A time discretization scheme based on Rothe’s method for dynamical contact problems with friction

We present a new dissipative and contact-stabilized time discretization scheme for dynamic frictional contact problems, which is based on Rothe’s method. Especially for the case of Coulomb friction the stability of the contact stresses is of crucial importance as they directly influence the frictional behavior. In our approach, we obtain an accurate description of the frictional stresses by a time-discretized friction law allowing for an implicit treatment of the contact forces in the framework of the Newmark scheme. Moreover, undesirable oscillations at the contact interface are removed by employing an additional L 2 -projection within the predictor step. Since the implicit treatment of the material behavior and the frictional response requires a (quasi-)variational inequality to be solved in each time step, we derive a non-smooth multiscale method, which allows for the efficient and robust solution of these highly non-linear problems. The convergence of this multiscale method is proven for the case of Tresca friction.
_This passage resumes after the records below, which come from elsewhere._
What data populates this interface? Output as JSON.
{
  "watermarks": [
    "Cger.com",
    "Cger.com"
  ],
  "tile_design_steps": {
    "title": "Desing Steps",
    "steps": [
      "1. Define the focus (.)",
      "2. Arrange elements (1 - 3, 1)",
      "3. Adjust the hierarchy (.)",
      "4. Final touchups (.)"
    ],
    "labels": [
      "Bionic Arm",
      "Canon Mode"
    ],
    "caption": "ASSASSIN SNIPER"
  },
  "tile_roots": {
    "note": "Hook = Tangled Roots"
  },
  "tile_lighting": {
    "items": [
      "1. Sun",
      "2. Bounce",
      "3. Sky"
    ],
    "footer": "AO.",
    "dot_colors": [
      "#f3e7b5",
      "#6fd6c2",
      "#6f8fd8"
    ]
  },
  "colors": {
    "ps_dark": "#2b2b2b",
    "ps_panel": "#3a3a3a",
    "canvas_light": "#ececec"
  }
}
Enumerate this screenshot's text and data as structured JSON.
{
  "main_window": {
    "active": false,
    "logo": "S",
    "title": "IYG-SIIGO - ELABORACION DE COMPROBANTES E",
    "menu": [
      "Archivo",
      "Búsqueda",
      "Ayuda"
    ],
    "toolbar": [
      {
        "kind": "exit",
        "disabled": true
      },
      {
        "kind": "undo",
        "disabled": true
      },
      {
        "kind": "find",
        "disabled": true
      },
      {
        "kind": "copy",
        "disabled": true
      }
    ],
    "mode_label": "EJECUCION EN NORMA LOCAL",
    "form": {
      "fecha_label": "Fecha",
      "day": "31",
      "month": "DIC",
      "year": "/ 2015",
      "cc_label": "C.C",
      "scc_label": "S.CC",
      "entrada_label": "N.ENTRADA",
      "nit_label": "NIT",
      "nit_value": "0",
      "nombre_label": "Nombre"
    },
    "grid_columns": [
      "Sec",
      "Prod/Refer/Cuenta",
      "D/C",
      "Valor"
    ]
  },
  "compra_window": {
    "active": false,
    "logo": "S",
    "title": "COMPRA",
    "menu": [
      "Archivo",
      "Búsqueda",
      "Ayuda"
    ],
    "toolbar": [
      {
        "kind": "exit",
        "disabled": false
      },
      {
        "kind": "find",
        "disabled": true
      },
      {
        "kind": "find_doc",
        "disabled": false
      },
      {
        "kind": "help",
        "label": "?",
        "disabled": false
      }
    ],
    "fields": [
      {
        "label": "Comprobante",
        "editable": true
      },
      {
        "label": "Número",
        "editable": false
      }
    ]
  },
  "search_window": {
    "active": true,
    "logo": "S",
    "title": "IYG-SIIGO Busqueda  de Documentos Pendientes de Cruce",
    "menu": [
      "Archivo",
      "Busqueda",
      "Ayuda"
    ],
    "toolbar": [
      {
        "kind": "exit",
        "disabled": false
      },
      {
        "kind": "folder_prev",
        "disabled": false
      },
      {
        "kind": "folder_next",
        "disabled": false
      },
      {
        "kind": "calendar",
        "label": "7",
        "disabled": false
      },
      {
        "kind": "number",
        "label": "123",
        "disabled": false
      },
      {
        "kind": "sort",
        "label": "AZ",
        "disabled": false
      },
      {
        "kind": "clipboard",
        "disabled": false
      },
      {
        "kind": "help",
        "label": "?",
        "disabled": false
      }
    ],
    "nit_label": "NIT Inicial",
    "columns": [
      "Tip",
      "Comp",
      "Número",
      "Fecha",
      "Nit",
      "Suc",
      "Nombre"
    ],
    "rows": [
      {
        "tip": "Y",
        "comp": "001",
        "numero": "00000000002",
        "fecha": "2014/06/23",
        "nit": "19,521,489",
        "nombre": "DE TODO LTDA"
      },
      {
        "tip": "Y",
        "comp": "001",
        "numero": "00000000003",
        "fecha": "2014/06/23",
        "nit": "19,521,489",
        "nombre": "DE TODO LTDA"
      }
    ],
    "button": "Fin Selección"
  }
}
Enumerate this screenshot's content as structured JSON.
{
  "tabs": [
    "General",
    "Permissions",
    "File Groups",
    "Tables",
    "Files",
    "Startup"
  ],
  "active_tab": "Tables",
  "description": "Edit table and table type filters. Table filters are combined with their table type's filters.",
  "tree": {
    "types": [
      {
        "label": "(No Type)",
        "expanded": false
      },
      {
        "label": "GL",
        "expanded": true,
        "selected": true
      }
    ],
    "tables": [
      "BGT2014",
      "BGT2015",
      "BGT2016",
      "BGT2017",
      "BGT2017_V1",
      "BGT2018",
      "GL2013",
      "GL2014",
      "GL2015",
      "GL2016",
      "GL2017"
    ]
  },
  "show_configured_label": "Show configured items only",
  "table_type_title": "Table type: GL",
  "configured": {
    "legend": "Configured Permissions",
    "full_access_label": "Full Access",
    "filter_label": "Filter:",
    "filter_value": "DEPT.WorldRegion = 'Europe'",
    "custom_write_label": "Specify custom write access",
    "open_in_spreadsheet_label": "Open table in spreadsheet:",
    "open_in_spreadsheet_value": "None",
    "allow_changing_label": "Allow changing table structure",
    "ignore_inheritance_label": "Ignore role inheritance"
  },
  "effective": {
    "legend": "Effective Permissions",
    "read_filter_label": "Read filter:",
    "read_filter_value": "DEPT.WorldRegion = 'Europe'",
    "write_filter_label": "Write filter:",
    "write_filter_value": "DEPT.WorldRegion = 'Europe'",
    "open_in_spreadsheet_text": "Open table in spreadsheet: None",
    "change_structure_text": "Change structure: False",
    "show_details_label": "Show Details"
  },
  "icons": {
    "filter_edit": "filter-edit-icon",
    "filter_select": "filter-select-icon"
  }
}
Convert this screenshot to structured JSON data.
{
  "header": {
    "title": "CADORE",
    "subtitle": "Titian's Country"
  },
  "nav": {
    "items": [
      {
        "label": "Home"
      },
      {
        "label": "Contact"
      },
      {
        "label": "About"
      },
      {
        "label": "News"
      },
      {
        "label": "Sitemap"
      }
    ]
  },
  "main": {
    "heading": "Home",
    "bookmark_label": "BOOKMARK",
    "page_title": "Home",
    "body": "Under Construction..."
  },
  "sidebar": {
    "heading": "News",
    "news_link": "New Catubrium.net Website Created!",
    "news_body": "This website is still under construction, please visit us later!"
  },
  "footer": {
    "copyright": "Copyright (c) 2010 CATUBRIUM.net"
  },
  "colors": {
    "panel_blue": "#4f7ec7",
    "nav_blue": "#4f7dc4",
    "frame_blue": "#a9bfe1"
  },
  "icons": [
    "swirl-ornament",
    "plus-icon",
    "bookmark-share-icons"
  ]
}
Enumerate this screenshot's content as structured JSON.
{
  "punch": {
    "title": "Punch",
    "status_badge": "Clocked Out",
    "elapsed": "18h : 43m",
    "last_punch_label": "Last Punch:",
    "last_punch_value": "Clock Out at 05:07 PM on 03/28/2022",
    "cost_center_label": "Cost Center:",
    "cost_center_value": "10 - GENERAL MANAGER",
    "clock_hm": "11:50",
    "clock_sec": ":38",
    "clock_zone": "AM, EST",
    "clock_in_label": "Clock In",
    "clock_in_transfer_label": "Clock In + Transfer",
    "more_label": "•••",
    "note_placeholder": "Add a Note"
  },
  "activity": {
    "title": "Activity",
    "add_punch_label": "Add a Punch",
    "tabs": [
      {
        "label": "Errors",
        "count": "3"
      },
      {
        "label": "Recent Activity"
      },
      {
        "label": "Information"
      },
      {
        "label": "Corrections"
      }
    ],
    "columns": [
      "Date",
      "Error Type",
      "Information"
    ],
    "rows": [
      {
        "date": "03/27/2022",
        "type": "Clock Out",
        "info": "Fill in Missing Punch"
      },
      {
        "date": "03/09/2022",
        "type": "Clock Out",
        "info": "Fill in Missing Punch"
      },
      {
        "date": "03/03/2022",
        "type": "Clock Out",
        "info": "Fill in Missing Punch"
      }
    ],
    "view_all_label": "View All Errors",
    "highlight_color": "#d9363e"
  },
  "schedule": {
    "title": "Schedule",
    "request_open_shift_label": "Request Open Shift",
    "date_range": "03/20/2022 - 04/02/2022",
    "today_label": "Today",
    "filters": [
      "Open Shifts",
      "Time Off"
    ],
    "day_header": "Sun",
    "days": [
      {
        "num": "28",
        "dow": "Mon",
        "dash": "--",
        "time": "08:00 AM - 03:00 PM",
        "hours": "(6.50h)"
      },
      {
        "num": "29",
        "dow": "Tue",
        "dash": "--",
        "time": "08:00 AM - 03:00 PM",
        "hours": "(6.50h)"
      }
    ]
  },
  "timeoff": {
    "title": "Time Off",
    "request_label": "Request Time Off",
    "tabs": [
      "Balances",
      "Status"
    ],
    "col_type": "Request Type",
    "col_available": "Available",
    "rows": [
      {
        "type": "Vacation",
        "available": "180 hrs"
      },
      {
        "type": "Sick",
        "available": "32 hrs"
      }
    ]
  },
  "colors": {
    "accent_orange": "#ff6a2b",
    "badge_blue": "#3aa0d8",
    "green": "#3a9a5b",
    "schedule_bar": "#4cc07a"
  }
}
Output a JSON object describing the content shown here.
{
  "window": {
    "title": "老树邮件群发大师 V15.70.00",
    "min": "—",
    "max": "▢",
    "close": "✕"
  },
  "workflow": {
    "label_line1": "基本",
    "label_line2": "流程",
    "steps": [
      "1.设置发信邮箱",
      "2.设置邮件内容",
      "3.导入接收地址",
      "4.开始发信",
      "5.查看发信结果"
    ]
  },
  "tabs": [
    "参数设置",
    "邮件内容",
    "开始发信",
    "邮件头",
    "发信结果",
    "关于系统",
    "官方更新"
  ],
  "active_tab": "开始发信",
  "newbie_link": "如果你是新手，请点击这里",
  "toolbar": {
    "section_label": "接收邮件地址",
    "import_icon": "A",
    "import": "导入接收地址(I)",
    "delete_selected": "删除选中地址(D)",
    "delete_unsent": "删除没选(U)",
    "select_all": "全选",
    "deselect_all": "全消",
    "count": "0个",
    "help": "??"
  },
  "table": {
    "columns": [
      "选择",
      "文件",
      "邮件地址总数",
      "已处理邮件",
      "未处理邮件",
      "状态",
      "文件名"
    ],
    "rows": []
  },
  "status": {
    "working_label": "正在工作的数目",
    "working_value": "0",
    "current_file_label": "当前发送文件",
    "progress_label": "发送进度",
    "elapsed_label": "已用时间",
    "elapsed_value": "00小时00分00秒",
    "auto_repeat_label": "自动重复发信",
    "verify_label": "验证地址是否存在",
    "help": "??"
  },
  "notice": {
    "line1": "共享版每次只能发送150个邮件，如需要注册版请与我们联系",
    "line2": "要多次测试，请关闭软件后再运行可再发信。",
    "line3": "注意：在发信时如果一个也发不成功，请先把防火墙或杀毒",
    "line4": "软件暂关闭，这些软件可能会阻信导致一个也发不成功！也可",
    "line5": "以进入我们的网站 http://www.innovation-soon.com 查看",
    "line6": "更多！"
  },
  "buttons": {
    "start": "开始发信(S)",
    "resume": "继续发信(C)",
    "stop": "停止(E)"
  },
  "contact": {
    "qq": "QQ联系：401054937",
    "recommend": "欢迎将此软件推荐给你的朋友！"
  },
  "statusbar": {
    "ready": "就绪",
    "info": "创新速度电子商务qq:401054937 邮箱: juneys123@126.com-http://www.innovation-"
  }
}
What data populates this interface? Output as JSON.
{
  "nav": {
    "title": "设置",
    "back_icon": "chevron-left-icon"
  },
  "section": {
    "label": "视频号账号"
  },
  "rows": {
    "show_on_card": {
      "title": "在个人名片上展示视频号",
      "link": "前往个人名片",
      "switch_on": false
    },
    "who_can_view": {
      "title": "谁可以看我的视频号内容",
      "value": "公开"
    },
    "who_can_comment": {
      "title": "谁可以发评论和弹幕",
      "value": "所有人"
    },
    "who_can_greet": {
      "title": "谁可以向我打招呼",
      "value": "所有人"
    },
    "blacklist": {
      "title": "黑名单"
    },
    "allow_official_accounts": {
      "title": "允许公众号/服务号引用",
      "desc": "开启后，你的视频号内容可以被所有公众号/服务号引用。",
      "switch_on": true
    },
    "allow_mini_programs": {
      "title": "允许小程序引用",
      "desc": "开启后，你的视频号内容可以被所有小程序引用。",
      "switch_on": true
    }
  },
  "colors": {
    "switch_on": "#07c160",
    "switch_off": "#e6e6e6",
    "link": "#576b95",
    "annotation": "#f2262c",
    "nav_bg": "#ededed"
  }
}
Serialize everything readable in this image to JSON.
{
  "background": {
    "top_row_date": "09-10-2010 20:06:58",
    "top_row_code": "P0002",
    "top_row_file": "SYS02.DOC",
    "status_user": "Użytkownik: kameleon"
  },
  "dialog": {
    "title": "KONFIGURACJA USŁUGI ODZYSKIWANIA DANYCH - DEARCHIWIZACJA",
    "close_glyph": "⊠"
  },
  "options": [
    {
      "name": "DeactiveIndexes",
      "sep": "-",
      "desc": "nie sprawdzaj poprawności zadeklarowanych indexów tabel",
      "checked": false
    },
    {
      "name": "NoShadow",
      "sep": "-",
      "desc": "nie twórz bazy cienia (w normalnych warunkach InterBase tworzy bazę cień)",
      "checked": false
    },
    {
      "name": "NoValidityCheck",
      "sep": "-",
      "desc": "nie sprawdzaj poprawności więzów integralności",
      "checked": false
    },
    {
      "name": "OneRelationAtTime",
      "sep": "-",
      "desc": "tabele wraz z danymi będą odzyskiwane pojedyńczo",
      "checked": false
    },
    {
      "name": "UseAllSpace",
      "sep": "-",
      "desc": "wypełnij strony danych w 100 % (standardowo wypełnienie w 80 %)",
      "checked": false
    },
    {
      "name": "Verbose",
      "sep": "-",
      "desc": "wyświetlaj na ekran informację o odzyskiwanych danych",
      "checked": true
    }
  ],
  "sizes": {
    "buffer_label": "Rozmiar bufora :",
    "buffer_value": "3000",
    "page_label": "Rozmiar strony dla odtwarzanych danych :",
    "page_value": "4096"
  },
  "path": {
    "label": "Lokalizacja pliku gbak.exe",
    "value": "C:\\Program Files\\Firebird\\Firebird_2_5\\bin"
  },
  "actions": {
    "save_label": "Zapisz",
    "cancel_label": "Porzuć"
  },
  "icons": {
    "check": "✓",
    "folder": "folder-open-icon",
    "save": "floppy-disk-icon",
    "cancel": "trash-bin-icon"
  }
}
For the case of Coulomb friction, an inexact fixed point iteration in the normal stresses is used. We furthermore, consider the case of two-body contact. Here, the information transfer at the contact interface is realized by means of mortar methods, which provide a stable discretization of the relative displacements and the stresses at the contact boundary. Numerical results for the resulting fully discrete scheme in 3D are presented, showing the high accuracy of the proposed method.